Le identità forti, quelle di cui abbiamo bisogno, si fondano su valori costruttivi e inclusivi: il dialogo, quindi l’ascolto, la conoscenza dell’altro e di conseguenza l’accettazione piena della diversità. Da sempre esistono società multietniche, da sempre ogni angolo del mondo è costantemente modificato dalle migrazioni.
L’obiettivo deve essere un nuovo personalismo comunitario, che prescinda totalmente dalle distinzioni di genere, razza, religione e censo fondato sulla persona che si riconosce in un “noi” il più possibile espanso. Non si appartiene a un gruppo: si è persona fondamentale di un gruppo che ha il piacere della condivisione.
Alcuni giorni fa un amico mi ha ricordato un fatto che avevo dimenticato: il Consiglio comunale di Assisi si apre con la diffusione di tre inni, quello di Assisi, quello di Mameli e la Nona di Beethoven (assurta a inno dell’Europa).
Sarebbe opportuno farne a meno, sì, fare a meno di tutti e tre. Che bisogno c’è di raccontare al mondo, con questi tre inni, che siamo assisani, italiani ed europei? Qual è il messaggio?

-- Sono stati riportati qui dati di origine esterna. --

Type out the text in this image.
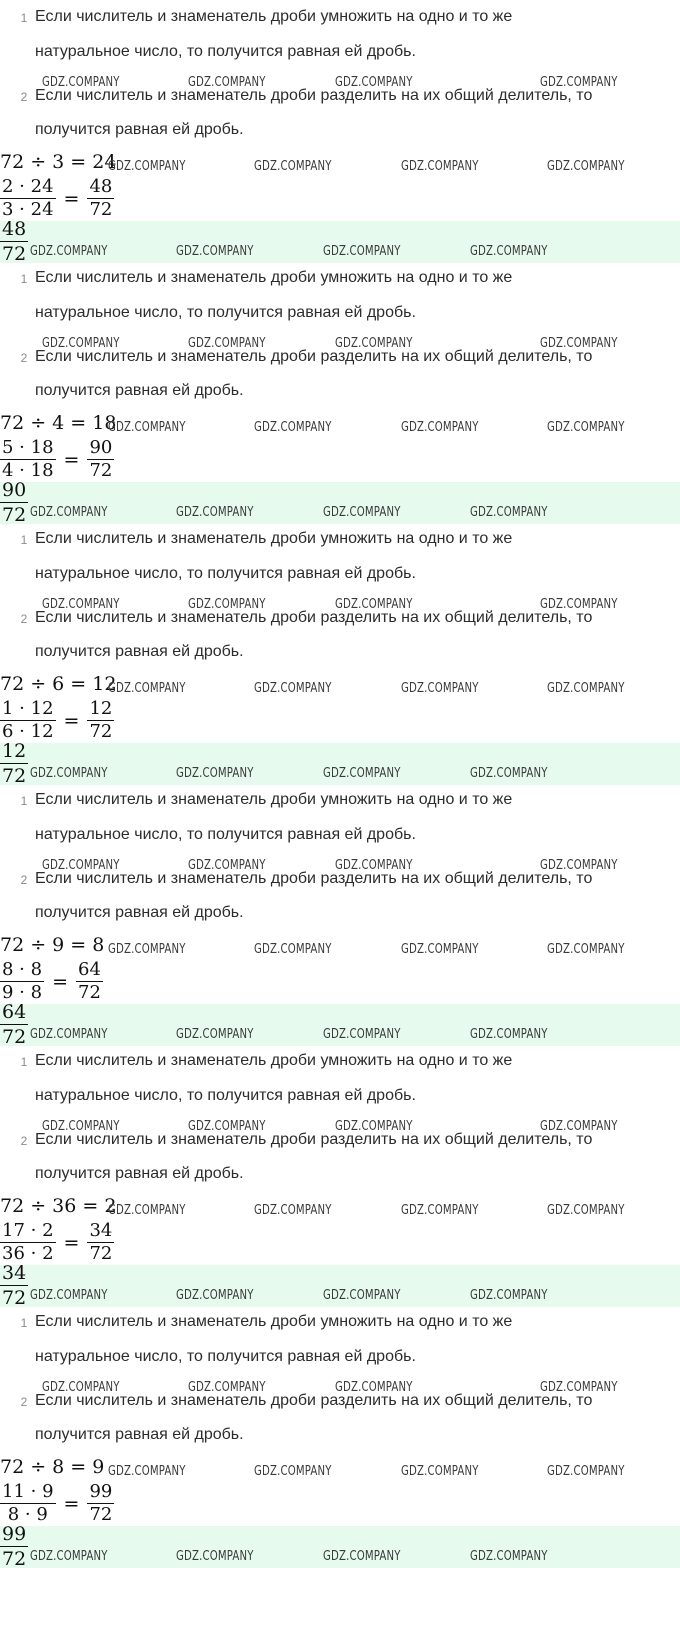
1 Если числитель и знаменатель дроби умножить на одно и то же
натуральное число, то получится равная ей дробь.
2 Если числитель и знаменатель дроби разделить на их общий делитель, то
получится равная ей дробь.
72 ÷ 3 = 24
$\frac{2 \cdot 24}{3 \cdot 24} = \frac{48}{72}$
48
72
GDZ.COMPANY	GDZ.COMPANY	GDZ.COMPANY	GDZ.COMPANY
GDZ.COMPANY	GDZ.COMPANY	GDZ.COMPANY	GDZ.COMPANY
GDZ.COMPANY	GDZ.COMPANY	GDZ.COMPANY	GDZ.COMPANY
1 Если числитель и знаменатель дроби умножить на одно и то же
натуральное число, то получится равная ей дробь.
2 Если числитель и знаменатель дроби разделить на их общий делитель, то
получится равная ей дробь.
72 ÷ 4 = 18
$\frac{5 \cdot 18}{4 \cdot 18} = \frac{90}{72}$
90
72
GDZ.COMPANY	GDZ.COMPANY	GDZ.COMPANY	GDZ.COMPANY
GDZ.COMPANY	GDZ.COMPANY	GDZ.COMPANY	GDZ.COMPANY
GDZ.COMPANY	GDZ.COMPANY	GDZ.COMPANY	GDZ.COMPANY
1 Если числитель и знаменатель дроби умножить на одно и то же
натуральное число, то получится равная ей дробь.
2 Если числитель и знаменатель дроби разделить на их общий делитель, то
получится равная ей дробь.
72 ÷ 6 = 12
$\frac{1 \cdot 12}{6 \cdot 12} = \frac{12}{72}$
12
72
GDZ.COMPANY	GDZ.COMPANY	GDZ.COMPANY	GDZ.COMPANY
GDZ.COMPANY	GDZ.COMPANY	GDZ.COMPANY	GDZ.COMPANY
GDZ.COMPANY	GDZ.COMPANY	GDZ.COMPANY	GDZ.COMPANY
1 Если числитель и знаменатель дроби умножить на одно и то же
натуральное число, то получится равная ей дробь.
2 Если числитель и знаменатель дроби разделить на их общий делитель, то
получится равная ей дробь.
72 ÷ 9 = 8
$\frac{8 \cdot 8}{9 \cdot 8} = \frac{64}{72}$
64
72
GDZ.COMPANY	GDZ.COMPANY	GDZ.COMPANY	GDZ.COMPANY
GDZ.COMPANY	GDZ.COMPANY	GDZ.COMPANY	GDZ.COMPANY
GDZ.COMPANY	GDZ.COMPANY	GDZ.COMPANY	GDZ.COMPANY
1 Если числитель и знаменатель дроби умножить на одно и то же
натуральное число, то получится равная ей дробь.
2 Если числитель и знаменатель дроби разделить на их общий делитель, то
получится равная ей дробь.
72 ÷ 36 = 2
$\frac{17 \cdot 2}{36 \cdot 2} = \frac{34}{72}$
34
72
GDZ.COMPANY	GDZ.COMPANY	GDZ.COMPANY	GDZ.COMPANY
GDZ.COMPANY	GDZ.COMPANY	GDZ.COMPANY	GDZ.COMPANY
GDZ.COMPANY	GDZ.COMPANY	GDZ.COMPANY	GDZ.COMPANY
1 Если числитель и знаменатель дроби умножить на одно и то же
натуральное число, то получится равная ей дробь.
2 Если числитель и знаменатель дроби разделить на их общий делитель, то
получится равная ей дробь.
72 ÷ 8 = 9
$\frac{11 \cdot 9}{8 \cdot 9} = \frac{99}{72}$
99
72
GDZ.COMPANY	GDZ.COMPANY	GDZ.COMPANY	GDZ.COMPANY
GDZ.COMPANY	GDZ.COMPANY	GDZ.COMPANY	GDZ.COMPANY
GDZ.COMPANY	GDZ.COMPANY	GDZ.COMPANY	GDZ.COMPANY
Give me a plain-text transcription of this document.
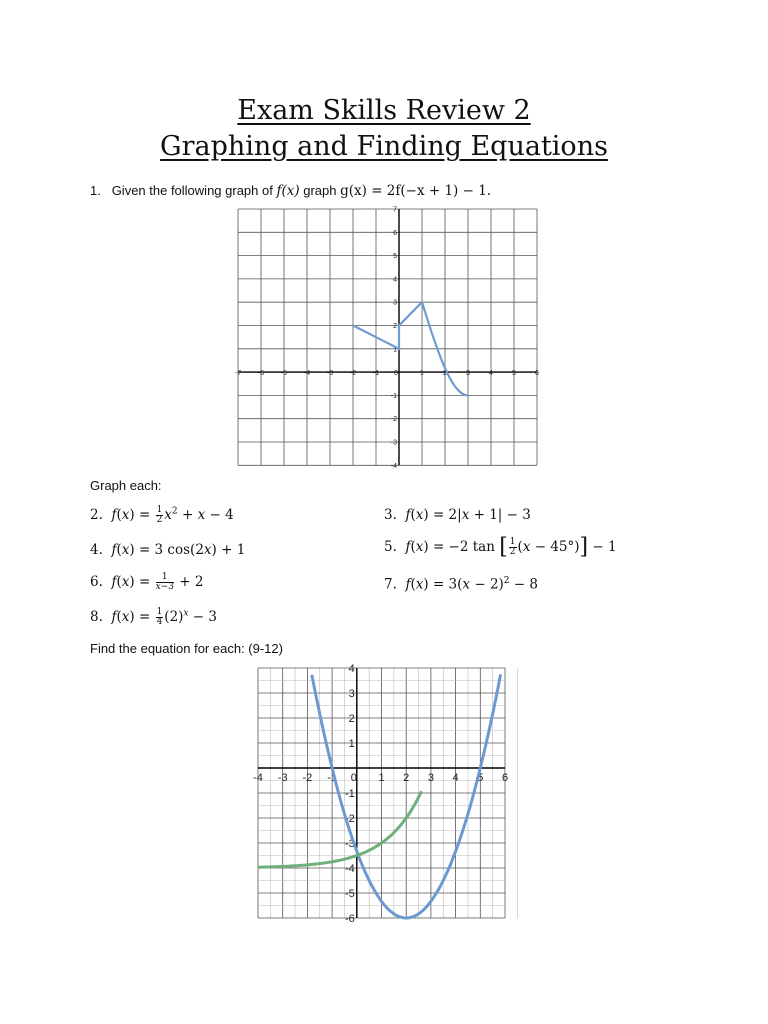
Exam Skills Review 2
Graphing and Finding Equations
1. Given the following graph of f(x) graph g(x) = 2f(−x + 1) − 1.
-7 -6 -5 -4 -3 -2 -1 0	1	2	3	4	5	6
7
6
5
4
3
2
1
-1
-2
-3
-4
Graph each:
2. $f(x) = \frac{1}{2} x^2 + x - 4$	3. f(x) = 2|x + 1| − 3
4. f(x) = 3 cos(2x) + 1	5. f(x) = −2 tan [ $\frac{1}{2} (x - 45^\circ)] - 1$
6. $f(x) = \frac{1}{x-3} + 2$	7. $f(x) = 3(x - 2)^2 - 8$
8. $f(x) = \frac{1}{4} (2)^x - 3$
Find the equation for each: (9-12)
-4 -3 -2 -1 0 1 2 3 4 5 6
4
3
2
1
-1
-2
-3
-4
-5
-6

Noi siamo soprattutto fratelli di Francesco: pellegrino del mondo e dispensatore di fratellanza universale. Se proprio si sente il bisogno di un momento rituale con il quale iniziare il Consiglio comunale, si reciti una strofa del Cantico delle Creature: quella sì che racconta bene l’amore universale e l’armonia del mondo. Quelli sì che esprimono lo spirito di Assisi.